タックインという昔話
◆すでに昔話になるので、もしかすると、間違っているかもしれないけれど、富士スピードウェイの100Rを、エンジンがノーマルのプロダクションカー(要するに最もポテンシャルの低いFFのエンジンノーマルでロールバーが入って足だけ固めたレース車両)で走るときのアプローチの操作を思い出した。
◆コーナリングのきっかけを創るために、ステアリングを切り込んだら、パッとアクセルを放してリヤの荷重を抜いてテールスライドを誘発するやり方、かっこよく言うと“タックイン”てやつ。低ミュー路のダートラ出身なので、このやり方が正論と思っていたけれど、レーシングスクールの先生方(長谷見さんや星野さんや柳田さん。
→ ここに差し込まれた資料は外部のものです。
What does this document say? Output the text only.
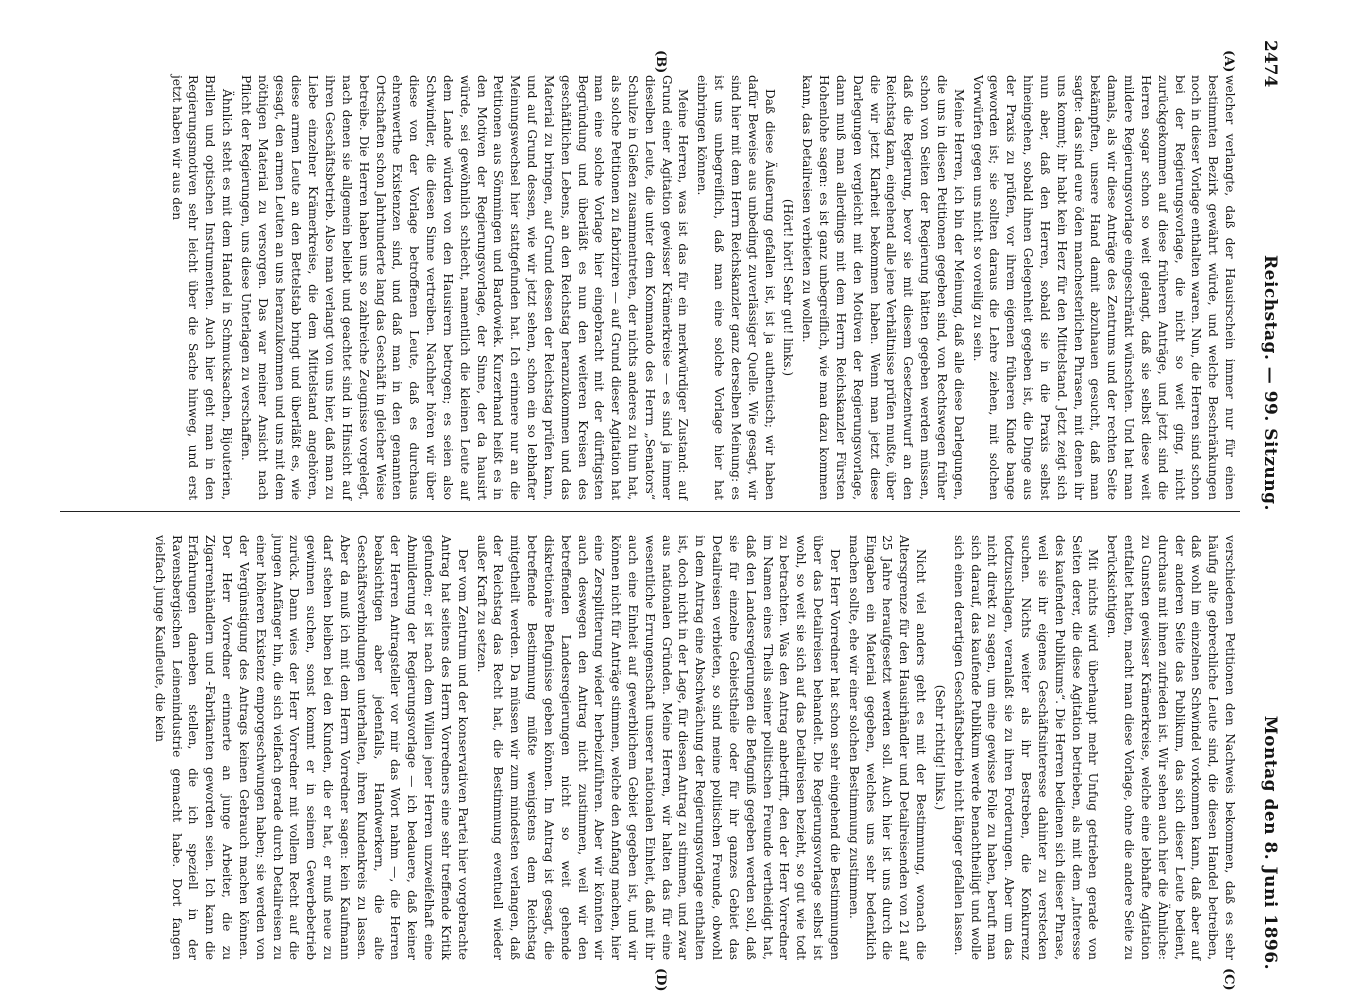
2474
Reichstag. — 99. Sitzung.
Montag den 8. Juni 1896.
(A)
(B)
(C)
(D)

welcher verlangte, daß der Hausirschein immer nur für einen bestimmten Bezirk gewährt würde, und welche Beschränkungen noch in dieser Vorlage enthalten waren. Nun, die Herren sind schon bei der Regierungsvorlage, die nicht so weit ging, nicht zurückgekommen auf diese früheren Anträge, und jetzt sind die Herren sogar schon so weit gelangt, daß sie selbst diese weit mildere Regierungsvorlage eingeschränkt wünschten. Und hat man damals, als wir diese Anträge des Zentrums und der rechten Seite bekämpften, unsere Hand damit abzuhauen gesucht, daß man sagte: das sind eure öden manchesterlichen Phrasen, mit denen ihr uns kommt; ihr habt kein Herz für den Mittelstand. Jetzt zeigt sich nun aber, daß den Herren, sobald sie in die Praxis selbst hineingehen, sobald ihnen Gelegenheit gegeben ist, die Dinge aus der Praxis zu prüfen, vor ihrem eigenen früheren Kinde bange geworden ist; sie sollten daraus die Lehre ziehen, mit solchen Vorwürfen gegen uns nicht so voreilig zu sein.

Meine Herren, ich bin der Meinung, daß alle diese Darlegungen, die uns in diesen Petitionen gegeben sind, von Rechtswegen früher schon von Seiten der Regierung hätten gegeben werden müssen, daß die Regierung, bevor sie mit diesem Gesetzentwurf an den Reichstag kam, eingehend alle jene Verhältnisse prüfen mußte, über die wir jetzt Klarheit bekommen haben. Wenn man jetzt diese Darlegungen vergleicht mit den Motiven der Regierungsvorlage, dann muß man allerdings mit dem Herrn Reichskanzler Fürsten Hohenlohe sagen: es ist ganz unbegreiflich, wie man dazu kommen kann, das Detailreisen verbieten zu wollen.

(Hört! hört! Sehr gut! links.)

Daß diese Äußerung gefallen ist, ist ja authentisch; wir haben dafür Beweise aus unbedingt zuverlässiger Quelle. Wie gesagt, wir sind hier mit dem Herrn Reichskanzler ganz derselben Meinung: es ist uns unbegreiflich, daß man eine solche Vorlage hier hat einbringen können.

Meine Herren, was ist das für ein merkwürdiger Zustand: auf Grund einer Agitation gewisser Krämerkreise — es sind ja immer dieselben Leute, die unter dem Kommando des Herrn „Senators“ Schulze in Gießen zusammentreten, der nichts anderes zu thun hat, als solche Petitionen zu fabriziren — auf Grund dieser Agitation hat man eine solche Vorlage hier eingebracht mit der dürftigsten Begründung und überläßt es nun den weiteren Kreisen des geschäftlichen Lebens, an den Reichstag heranzukommen und das Material zu bringen, auf Grund dessen der Reichstag prüfen kann, und auf Grund dessen, wie wir jetzt sehen, schon ein so lebhafter Meinungswechsel hier stattgefunden hat. Ich erinnere nur an die Petitionen aus Sömmingen und Bardowiek. Kurzerhand heißt es in den Motiven der Regierungsvorlage, der Sinne, der da hausirt würde, sei gewöhnlich schlecht, namentlich die kleinen Leute auf dem Lande würden von den Hausirern betrogen; es seien also Schwindler, die diesen Sinne vertreiben. Nachher hören wir über diese von der Vorlage betroffenen Leute, daß es durchaus ehrenwerthe Existenzen sind, und daß man in den genannten Ortschaften schon Jahrhunderte lang das Geschäft in gleicher Weise betreibe. Die Herren haben uns so zahlreiche Zeugnisse vorgelegt, nach denen sie allgemein beliebt und geachtet sind in Hinsicht auf ihren Geschäftsbetrieb. Also man verlangt von uns hier, daß man zu Liebe einzelner Krämerkreise, die dem Mittelstand angehören, diese armen Leute an den Bettelstab bringt und überläßt es, wie gesagt, den armen Leuten an uns heranzukommen und uns mit dem nöthigen Material zu versorgen. Das war meiner Ansicht nach Pflicht der Regierungen, uns diese Unterlagen zu verschaffen.

Ähnlich steht es mit dem Handel in Schmucksachen, Bijouterien, Brillen und optischen Instrumenten. Auch hier geht man in den Regierungsmotiven sehr leicht über die Sache hinweg, und erst jetzt haben wir aus den

verschiedenen Petitionen den Nachweis bekommen, daß es sehr häufig alte gebrechliche Leute sind, die diesen Handel betreiben, daß wohl im einzelnen Schwindel vorkommen kann, daß aber auf der anderen Seite das Publikum, das sich dieser Leute bedient, durchaus mit ihnen zufrieden ist. Wir sehen auch hier die Ähnliche: zu Gunsten gewisser Krämerkreise, welche eine lebhafte Agitation entfaltet hatten, macht man diese Vorlage, ohne die andere Seite zu berücksichtigen.

Mit nichts wird überhaupt mehr Unfug getrieben gerade von Seiten derer, die diese Agitation betrieben, als mit dem „Interesse des kaufenden Publikums“. Die Herren bedienen sich dieser Phrase, weil sie ihr eigenes Geschäftsinteresse dahinter zu verstecken suchen. Nichts weiter als ihr Bestreben, die Konkurrenz todtzuschlagen, veranlaßt sie zu ihren Forderungen. Aber um das nicht direkt zu sagen, um eine gewisse Folie zu haben, beruft man sich darauf, das kaufende Publikum werde benachtheiligt und wolle sich einen derartigen Geschäftsbetrieb nicht länger gefallen lassen.

(Sehr richtig! links.)

Nicht viel anders geht es mit der Bestimmung, wonach die Altersgrenze für den Hausirhändler und Detailreisenden von 21 auf 25 Jahre heraufgesetzt werden soll. Auch hier ist uns durch die Eingaben ein Material gegeben, welches uns sehr bedenklich machen sollte, ehe wir einer solchen Bestimmung zustimmen.

Der Herr Vorredner hat schon sehr eingehend die Bestimmungen über das Detailreisen behandelt. Die Regierungsvorlage selbst ist wohl, so weit sie sich auf das Detailreisen bezieht, so gut wie todt zu betrachten. Was den Antrag anbetrifft, den der Herr Vorredner im Namen eines Theils seiner politischen Freunde vertheidigt hat, daß den Landesregierungen die Befugniß gegeben werden soll, daß sie für einzelne Gebietstheile oder für ihr ganzes Gebiet das Detailreisen verbieten, so sind meine politischen Freunde, obwohl in dem Antrag eine Abschwächung der Regierungsvorlage enthalten ist, doch nicht in der Lage, für diesen Antrag zu stimmen, und zwar aus nationalen Gründen. Meine Herren, wir halten das für eine wesentliche Errungenschaft unserer nationalen Einheit, daß mit ihr auch eine Einheit auf gewerblichem Gebiet gegeben ist, und wir können nicht für Anträge stimmen, welche den Anfang machen, hier eine Zersplitterung wieder herbeizuführen. Aber wir könnten wir auch deswegen den Antrag nicht zustimmen, weil wir den betreffenden Landesregierungen nicht so weit gehende diskretionäre Befugnisse geben können. Im Antrag ist gesagt, die betreffende Bestimmung müßte wenigstens dem Reichstag mitgetheilt werden. Da müssen wir zum mindesten verlangen, daß der Reichstag das Recht hat, die Bestimmung eventuell wieder außer Kraft zu setzen.

Der vom Zentrum und der konservativen Partei hier vorgebrachte Antrag hat seitens des Herrn Vorredners eine sehr treffende Kritik gefunden; er ist nach dem Willen jener Herren unzweifelhaft eine Abmilderung der Regierungsvorlage — ich bedauere, daß keiner der Herren Antragsteller vor mir das Wort nahm —, die Herren beabsichtigen aber jedenfalls, Handwerkern, die alte Geschäftsverbindungen unterhalten, ihren Kundenkreis zu lassen. Aber da muß ich mit dem Herrn Vorredner sagen: kein Kaufmann darf stehen bleiben bei den Kunden, die er hat, er muß neue zu gewinnen suchen, sonst kommt er in seinem Gewerbebetrieb zurück. Dann wies der Herr Vorredner mit vollem Recht auf die jungen Anfänger hin, die sich vielfach gerade durch Detailreisen zu einer höheren Existenz emporgeschwungen haben; sie werden von der Vergünstigung des Antrags keinen Gebrauch machen können. Der Herr Vorredner erinnerte an junge Arbeiter, die zu Zigarrenhändlern und -Fabrikanten geworden seien. Ich kann die Erfahrungen daneben stellen, die ich speziell in der Ravensbergischen Leinenindustrie gemacht habe. Dort fangen vielfach junge Kaufleute, die kein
当然、みなさん、お父さんの方です)に笑われた。
◆しかし、最近でも、テールをズラスというか、向きを変える時の操作として、昔のように、ドターッとテールを流すことはないものの、クッ、クッと向きを変えることに、軽いタックインを使っているらしい。ただし、最近の市販FFは、35年前よりはるかにリヤの制御が効いていて、極端にやると間違いなく遅くなるらしい。ということは、運転手の仕事が別の方向になったのかも、ということだと思う。
◆そこで思い出したのは、やはり30年ほど前に鈴鹿サーキットで乗ったFJ1300と、20年ほど前にツインリンクもてぎのショートコースで乗ったサイドbyサイド。両方とも、こちらの操作に通従して、耳学問で知っていた挙動が、教科書通りに出るのに感心した。
◆当り前のことだけれど、コーナリング中にアクセルをオフにするとテールが出るし、アクセルオンにしてもテールが出る。挙動という意味でいくと、制御して高性能になった現代の市販車より、素の操縦性の方が面白い、ということか。
◆しかし、市販車はオーバーステアは御法度らしく、安全のために徹底してアンダーステアにセットされているという話もあったが、多分これは今も同じはず。要するに、市販車、特にファミリーカーは、コーナリング中にテールがうんぬんとかいう走りをするクルマじゃない、ってことで。
◆リニアな運転を楽しめるクルマに乗りたい今日この頃です。